Department of Hematology and Oncology, Research Institute for Radiation Biology and Medicine, Hiroshima University, 1-2-3 Kasumi, Minami-ku, Hiroshima, 734-8553, Japan.
Int J Hematol. 2012 Aug;96(2):194-9. doi: 10.1007/s12185-012-1138-2. Epub 2012 Jul 15.

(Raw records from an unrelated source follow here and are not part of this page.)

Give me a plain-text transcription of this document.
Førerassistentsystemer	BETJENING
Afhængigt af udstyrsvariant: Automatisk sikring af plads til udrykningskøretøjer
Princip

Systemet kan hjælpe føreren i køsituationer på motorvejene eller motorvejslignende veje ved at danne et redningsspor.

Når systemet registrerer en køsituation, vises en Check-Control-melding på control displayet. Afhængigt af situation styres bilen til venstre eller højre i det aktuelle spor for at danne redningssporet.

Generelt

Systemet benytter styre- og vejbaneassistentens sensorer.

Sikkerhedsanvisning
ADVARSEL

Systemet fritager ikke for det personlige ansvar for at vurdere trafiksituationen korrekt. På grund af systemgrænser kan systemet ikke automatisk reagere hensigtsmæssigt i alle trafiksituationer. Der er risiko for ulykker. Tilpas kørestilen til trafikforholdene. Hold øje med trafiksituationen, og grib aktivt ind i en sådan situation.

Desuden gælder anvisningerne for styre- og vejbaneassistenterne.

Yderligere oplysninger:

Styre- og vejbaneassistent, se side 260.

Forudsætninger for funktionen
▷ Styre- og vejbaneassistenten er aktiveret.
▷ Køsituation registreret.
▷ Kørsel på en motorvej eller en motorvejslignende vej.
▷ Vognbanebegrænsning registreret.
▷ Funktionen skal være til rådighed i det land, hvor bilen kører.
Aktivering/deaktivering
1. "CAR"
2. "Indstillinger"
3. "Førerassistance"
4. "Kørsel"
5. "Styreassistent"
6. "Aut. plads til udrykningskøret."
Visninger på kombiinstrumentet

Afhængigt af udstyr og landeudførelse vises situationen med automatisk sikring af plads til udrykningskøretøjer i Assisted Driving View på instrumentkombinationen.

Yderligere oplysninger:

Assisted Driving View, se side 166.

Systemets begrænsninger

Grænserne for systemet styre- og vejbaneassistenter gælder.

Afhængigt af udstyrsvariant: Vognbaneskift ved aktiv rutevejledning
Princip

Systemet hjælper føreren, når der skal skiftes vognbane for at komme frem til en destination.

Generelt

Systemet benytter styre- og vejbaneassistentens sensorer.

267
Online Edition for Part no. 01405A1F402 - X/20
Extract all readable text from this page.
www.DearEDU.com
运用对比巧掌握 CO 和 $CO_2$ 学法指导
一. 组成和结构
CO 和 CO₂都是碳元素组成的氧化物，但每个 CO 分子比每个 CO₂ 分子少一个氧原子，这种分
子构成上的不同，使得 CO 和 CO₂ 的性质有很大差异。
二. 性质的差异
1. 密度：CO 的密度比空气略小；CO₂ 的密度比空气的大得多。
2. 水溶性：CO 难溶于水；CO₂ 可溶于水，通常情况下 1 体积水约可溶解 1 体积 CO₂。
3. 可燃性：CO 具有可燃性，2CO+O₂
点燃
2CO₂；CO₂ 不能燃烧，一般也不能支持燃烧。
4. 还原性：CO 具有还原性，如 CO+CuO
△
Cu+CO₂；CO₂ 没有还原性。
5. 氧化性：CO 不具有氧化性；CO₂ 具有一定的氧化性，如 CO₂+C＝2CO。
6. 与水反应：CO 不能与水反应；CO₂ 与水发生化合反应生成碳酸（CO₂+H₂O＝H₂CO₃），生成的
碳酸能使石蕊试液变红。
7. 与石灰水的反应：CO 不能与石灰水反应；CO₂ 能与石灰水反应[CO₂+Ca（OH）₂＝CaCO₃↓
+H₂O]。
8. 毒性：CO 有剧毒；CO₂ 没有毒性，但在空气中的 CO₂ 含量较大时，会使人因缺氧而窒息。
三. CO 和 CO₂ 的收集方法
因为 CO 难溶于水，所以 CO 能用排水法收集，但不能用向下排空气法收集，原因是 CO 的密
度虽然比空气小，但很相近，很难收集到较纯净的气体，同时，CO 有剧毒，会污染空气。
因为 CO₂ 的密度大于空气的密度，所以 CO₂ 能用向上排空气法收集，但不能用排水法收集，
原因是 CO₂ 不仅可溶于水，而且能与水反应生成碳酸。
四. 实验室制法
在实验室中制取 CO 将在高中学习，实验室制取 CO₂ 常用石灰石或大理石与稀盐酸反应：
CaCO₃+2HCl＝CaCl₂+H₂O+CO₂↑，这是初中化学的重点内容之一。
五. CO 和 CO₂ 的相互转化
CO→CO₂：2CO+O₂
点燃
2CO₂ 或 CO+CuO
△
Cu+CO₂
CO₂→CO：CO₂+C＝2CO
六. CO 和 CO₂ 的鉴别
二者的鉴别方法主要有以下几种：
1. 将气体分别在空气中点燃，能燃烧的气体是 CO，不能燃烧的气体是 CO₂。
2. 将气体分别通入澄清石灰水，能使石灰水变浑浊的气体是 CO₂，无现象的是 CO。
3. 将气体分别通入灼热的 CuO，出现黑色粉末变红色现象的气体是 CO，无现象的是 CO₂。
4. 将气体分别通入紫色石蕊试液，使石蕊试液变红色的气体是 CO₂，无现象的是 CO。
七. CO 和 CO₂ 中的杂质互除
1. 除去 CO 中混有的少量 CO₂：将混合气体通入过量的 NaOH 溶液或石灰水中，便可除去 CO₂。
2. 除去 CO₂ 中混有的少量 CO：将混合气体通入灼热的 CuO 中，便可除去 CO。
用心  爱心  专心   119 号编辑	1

Dasatinib, a tyrosine kinase inhibitor, has a reduced plasma half-life and a more extensive inhibition profile, including targeting of Src family kinases. We monitored the peripheral blood count and the serum concentration of dasatinib over time. Interestingly, we found a transient fluctuation of blood cells, which correlated with the dasatinib level. The peripheral blood count before intake of dasatinib was compared with counts measured 2 h later in blood samples from 23 patients. Total white blood cells (WBCs) increased by 2,186 ± 1,960/μL from baseline (P = 0.00002), whereas platelets decreased from a baseline of 185 ± 47 × 10(3)/μL to 164 ± 52 × 10(3)/μL (P = 0.0007). Similar phenomena were not observed in patients treated with imatinib or nilotinib. In addition, in contrast to imatinib, dasatinib strongly attenuated the expression of CD18, CD62P and CD63 by blood cells both in vivo and in vitro. These results suggest that this drug may influence the distribution of blood cells in vivo by regulating its specific adhesion molecule expression on blood cells.
达沙替尼是一种酪氨酸激酶抑制剂,其血浆半衰期较短,抑制谱更广,包括针对Src 家族激酶。我们监测了达沙替尼的外周血计数和血清浓度随时间的变化。有趣的是,我们发现血细胞有短暂的波动,与达沙替尼水平相关。我们比较了 23 名患者在服用达沙替尼前的外周血计数与服药后 2 小时的血样中的计数。总白细胞(WBC)从基线增加了 2186 ± 1960/μL(P = 0.00002),而血小板从基线的 185 ± 47×10(3)/μL 降至 164 ± 52×10(3)/μL(P = 0.0007)。接受伊马替尼或尼洛替尼治疗的患者未观察到类似现象。此外,与伊马替尼不同,达沙替尼在体内和体外均强烈抑制血液细胞上 CD18、CD62P 和 CD63 的表达。这些结果表明,该药物可能通过调节其在血液细胞上的特定黏附分子表达来影响体内血细胞的分布。